Despite evidence of depression in many patients suffering trauma, corticosteroid levels in post-traumatic stress disorder have generally been reported to be lower than those in patients with other psychiatric disorders. It has been suggested that the acute corticosteroid response to a trauma may be lower in those prone to post-traumatic stress disorder than in others who are not. This may be linked to prior history, as described above.
Autoimmune diseases such as rheumatoid arthritis are associated with profound neuroendocrine changes and these have implications for the ability of the individual to respond to acute stressors. Patients with rheumatoid arthritis are unable to mount a corticosteroid response to the stress of joint-replacement surgery, whereas patients with osteoarthritis undergoing similar surgery can. This failure to release anti-inflammatory steroids may affect the disease process. As noted above, failure to mount a steroid response can have profound implications for life expectancy, although patients with rheumatoid arthritis are not unduly troubled by minor infections. Recent studies suggest other compensatory mechanisms stimulate the stress axis under these conditions.

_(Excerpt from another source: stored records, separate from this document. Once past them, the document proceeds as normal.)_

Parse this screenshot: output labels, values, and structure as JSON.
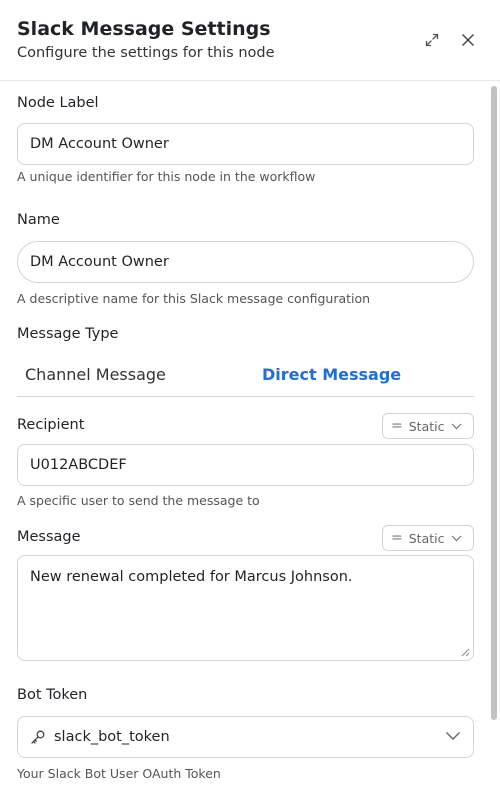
{
  "header": {
    "title": "Slack Message Settings",
    "subtitle": "Configure the settings for this node"
  },
  "icons": {
    "expand": "expand-icon",
    "close": "close-icon",
    "key": "key-icon",
    "chevron": "chevron-down-icon"
  },
  "form": {
    "node_label": {
      "label": "Node Label",
      "value": "DM Account Owner",
      "help": "A unique identifier for this node in the workflow"
    },
    "name": {
      "label": "Name",
      "value": "DM Account Owner",
      "help": "A descriptive name for this Slack message configuration"
    },
    "message_type": {
      "label": "Message Type",
      "tabs": [
        "Channel Message",
        "Direct Message"
      ],
      "active": "Direct Message"
    },
    "recipient": {
      "label": "Recipient",
      "mode": "Static",
      "value": "U012ABCDEF",
      "help": "A specific user to send the message to"
    },
    "message": {
      "label": "Message",
      "mode": "Static",
      "value": "New renewal completed for Marcus Johnson."
    },
    "bot_token": {
      "label": "Bot Token",
      "value": "slack_bot_token",
      "help": "Your Slack Bot User OAuth Token"
    }
  },
  "colors": {
    "accent": "#1f6fd6",
    "border": "#d4d4d8",
    "text": "#1f2328"
  }
}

"Failure to mount a steroid response can have profound implications for life expectancy"
Stress affects every aspect of life. Whether caused by bereavement, divorce, redundancy or other situations, it can determine our ability to cope with trauma and disease and even influence what we are likely to die of. The recent advances in our understanding of the stress response hold real hope for improving the quality of life in health and disease.